The cloud runtime environment is dynamic; therefore, allocating tasks to computing resources might include various scenarios. Metaheuristic algorithms are usually used to choose appropriate scheduling scenarios; however, they suffer from premature convergence, trapping in local optima, and imbalance between the exploration and exploitation of search space. The multi-verse optimizer (MVO) algorithm also suffers from similar problems. In this research, both Gabor filter and opposition-based learning methods are applied in the MVO algorithm to present the new algorithm GOMVO. The multi-tracker optimization (MTO) is applied in the GOMVO to present the new MTO-GOMVO hybrid algorithm. Then the scheduling framework MTOA-GOMVO@DSF is presented that applies the MTO-GOMVO metaheuristic algorithms in cloud computing scheduling. In the sequel, at first, the GOMVO algorithm is benchmarked applying CEC2017 benchmark functions and compared with several baseline algorithms in terms of mean error. Second, MTOA-GOMVO is also evaluated against related baseline algorithms in terms of mean error. Finally, MTOA-GOMVO is also applied in cloud computing to schedule independent tasks to virtual machines to improve average execution time, response time, throughput, and SLA violations. Simulation results applying NASA-iPSC real dataset showed that MTOA-GOMVO outweighs the baseline metaheuristic algorithms and performs well in scheduling cloud computing tasks.

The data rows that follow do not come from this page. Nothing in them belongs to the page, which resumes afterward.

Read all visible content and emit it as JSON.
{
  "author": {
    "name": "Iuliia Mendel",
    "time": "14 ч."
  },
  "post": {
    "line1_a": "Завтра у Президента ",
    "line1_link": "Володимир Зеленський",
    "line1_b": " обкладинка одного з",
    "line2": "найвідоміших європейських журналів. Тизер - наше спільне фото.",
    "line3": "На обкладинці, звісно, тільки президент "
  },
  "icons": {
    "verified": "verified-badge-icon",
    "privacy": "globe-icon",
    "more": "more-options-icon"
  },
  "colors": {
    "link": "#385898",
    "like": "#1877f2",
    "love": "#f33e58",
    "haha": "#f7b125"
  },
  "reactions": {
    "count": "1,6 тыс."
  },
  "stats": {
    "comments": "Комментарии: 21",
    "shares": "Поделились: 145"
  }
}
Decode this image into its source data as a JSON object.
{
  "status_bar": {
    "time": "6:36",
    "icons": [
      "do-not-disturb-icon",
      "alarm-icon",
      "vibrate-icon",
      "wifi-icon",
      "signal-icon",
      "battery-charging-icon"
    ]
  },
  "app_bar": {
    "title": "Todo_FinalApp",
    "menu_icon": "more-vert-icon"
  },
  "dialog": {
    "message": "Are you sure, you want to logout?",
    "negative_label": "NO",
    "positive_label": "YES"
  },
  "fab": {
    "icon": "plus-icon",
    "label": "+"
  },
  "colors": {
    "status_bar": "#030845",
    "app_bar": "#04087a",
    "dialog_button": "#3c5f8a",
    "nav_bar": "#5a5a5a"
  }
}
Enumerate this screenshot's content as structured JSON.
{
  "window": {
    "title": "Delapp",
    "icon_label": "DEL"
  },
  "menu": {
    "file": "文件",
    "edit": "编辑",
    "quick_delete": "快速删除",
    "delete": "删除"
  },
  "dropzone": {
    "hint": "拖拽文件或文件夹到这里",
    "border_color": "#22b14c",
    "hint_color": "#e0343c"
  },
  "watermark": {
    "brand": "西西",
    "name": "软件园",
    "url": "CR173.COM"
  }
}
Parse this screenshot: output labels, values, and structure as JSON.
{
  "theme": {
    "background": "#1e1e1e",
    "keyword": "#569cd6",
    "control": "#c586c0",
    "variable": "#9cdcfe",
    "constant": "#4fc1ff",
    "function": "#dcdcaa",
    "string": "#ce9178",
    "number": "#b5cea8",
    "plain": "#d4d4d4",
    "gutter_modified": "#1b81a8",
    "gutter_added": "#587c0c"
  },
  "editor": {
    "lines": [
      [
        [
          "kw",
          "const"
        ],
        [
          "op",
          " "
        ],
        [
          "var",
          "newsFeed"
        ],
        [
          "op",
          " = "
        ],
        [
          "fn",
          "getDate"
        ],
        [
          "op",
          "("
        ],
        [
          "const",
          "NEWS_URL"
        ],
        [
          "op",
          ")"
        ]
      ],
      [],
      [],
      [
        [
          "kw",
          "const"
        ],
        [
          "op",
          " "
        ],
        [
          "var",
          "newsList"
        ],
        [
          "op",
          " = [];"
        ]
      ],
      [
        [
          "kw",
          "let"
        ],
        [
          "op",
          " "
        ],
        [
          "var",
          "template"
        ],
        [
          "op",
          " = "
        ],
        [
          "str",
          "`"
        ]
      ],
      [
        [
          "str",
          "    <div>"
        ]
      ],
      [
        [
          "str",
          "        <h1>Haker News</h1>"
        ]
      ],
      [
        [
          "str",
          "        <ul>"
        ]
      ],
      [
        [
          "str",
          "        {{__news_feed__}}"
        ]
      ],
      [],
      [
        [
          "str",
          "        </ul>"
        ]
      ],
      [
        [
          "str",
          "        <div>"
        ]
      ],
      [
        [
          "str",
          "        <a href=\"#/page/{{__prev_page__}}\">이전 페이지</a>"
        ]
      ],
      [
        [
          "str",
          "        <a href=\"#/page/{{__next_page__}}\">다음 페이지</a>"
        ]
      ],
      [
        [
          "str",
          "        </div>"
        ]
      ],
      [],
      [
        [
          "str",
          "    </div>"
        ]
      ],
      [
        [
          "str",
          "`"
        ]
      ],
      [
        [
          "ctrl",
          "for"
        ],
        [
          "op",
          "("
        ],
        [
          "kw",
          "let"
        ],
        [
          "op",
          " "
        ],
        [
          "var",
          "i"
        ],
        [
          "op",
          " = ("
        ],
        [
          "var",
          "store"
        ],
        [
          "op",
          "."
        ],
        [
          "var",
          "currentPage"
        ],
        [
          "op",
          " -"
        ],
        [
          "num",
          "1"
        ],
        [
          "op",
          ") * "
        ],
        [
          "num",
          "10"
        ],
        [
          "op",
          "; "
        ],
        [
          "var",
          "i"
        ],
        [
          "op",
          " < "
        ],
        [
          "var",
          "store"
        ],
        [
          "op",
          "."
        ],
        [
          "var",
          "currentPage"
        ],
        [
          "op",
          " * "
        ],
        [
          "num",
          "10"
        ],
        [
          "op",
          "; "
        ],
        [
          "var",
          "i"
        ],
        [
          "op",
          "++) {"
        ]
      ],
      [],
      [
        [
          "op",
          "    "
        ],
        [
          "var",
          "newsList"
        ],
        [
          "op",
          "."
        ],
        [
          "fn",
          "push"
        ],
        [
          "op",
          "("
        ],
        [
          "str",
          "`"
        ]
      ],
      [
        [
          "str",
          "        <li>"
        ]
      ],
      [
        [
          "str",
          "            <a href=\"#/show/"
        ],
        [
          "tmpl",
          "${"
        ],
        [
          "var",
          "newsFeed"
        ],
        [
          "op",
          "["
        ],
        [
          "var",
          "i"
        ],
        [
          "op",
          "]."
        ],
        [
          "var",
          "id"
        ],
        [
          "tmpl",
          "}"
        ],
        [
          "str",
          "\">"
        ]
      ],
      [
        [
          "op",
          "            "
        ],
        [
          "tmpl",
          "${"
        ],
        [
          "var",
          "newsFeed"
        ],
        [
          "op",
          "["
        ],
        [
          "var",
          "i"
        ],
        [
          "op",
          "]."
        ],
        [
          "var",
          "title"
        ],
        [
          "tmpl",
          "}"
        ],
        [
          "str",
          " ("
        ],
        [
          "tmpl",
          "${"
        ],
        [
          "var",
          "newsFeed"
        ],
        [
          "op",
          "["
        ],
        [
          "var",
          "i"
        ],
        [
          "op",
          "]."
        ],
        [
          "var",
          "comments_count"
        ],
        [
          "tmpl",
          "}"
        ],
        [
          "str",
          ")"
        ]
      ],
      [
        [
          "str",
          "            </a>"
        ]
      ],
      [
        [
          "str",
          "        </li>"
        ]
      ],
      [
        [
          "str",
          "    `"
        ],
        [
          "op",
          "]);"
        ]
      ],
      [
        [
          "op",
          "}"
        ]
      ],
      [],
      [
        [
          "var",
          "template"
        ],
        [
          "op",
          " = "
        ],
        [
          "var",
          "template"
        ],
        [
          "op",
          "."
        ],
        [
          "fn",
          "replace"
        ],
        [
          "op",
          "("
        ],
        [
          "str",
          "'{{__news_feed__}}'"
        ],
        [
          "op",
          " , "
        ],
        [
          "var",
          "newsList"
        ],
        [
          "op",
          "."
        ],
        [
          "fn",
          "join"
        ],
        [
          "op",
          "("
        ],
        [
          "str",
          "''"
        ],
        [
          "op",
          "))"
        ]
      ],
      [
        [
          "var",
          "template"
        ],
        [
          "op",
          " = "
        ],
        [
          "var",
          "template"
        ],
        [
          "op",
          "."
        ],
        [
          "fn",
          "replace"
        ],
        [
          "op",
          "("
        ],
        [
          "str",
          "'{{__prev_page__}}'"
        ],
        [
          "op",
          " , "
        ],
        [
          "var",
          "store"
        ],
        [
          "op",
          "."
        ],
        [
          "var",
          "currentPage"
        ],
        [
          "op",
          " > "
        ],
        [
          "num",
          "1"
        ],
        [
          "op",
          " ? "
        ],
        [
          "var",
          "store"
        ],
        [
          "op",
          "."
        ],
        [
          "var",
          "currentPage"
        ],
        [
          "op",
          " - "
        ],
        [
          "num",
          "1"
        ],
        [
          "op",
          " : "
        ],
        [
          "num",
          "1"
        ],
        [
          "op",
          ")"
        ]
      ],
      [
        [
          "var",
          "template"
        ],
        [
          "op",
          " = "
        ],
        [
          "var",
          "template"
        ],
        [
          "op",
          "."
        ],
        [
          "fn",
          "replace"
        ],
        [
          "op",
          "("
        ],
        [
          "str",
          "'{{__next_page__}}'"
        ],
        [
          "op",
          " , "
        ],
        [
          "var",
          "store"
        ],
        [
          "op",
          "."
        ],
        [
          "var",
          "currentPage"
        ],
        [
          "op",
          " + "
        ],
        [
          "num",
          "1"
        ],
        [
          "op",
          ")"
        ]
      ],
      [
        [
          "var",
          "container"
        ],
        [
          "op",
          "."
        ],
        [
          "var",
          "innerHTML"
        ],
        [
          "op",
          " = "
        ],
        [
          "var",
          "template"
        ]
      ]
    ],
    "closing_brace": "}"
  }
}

云运行时环境是动态的；因此，将任务分配给计算资源可能包括各种场景。通常使用元启发式算法来选择合适的调度场景；然而，它们存在过早收敛、陷入局部最优以及搜索空间的探索和利用之间的不平衡问题。多节优化器 (MVO) 算法也存在类似问题。本研究将 Gabor 滤波器和基于对立的学习方法应用到 MVO 算法中，提出了新的 GOMVO 算法。在GOMVO中应用多跟踪器优化（MTO），呈现新的MTO-GOMVO混合算法。然后提出了将MTO-GOMVO元启发式算法应用于云计算调度的调度框架MTOA-GOMVO@DSF。在续集中，起初，GOMVO 算法使用 CEC2017 基准函数进行基准测试，并在平均误差方面与几种基线算法进行了比较。其次，MTOA-GOMVO 还根据相关的基线算法在平均误差方面进行了评估。最后，MTOA-GOMVO 还应用于云计算，将独立的任务调度到虚拟机，以提高平均执行时间、响应时间、吞吐量和 SLA 违规。应用 NASA-iPSC 真实数据集的仿真结果表明，MTOA-GOMVO 优于基线元启发式算法，并且在调度云计算任务方面表现良好。MTOA-GOMVO 还应用于云计算，将独立的任务调度到虚拟机，以提高平均执行时间、响应时间、吞吐量和 SLA 违规。应用 NASA-iPSC 真实数据集的仿真结果表明，MTOA-GOMVO 优于基线元启发式算法，并且在调度云计算任务方面表现良好。MTOA-GOMVO 还应用于云计算，将独立的任务调度到虚拟机，以提高平均执行时间、响应时间、吞吐量和 SLA 违规。应用 NASA-iPSC 真实数据集的仿真结果表明，MTOA-GOMVO 优于基线元启发式算法，并且在调度云计算任务方面表现良好。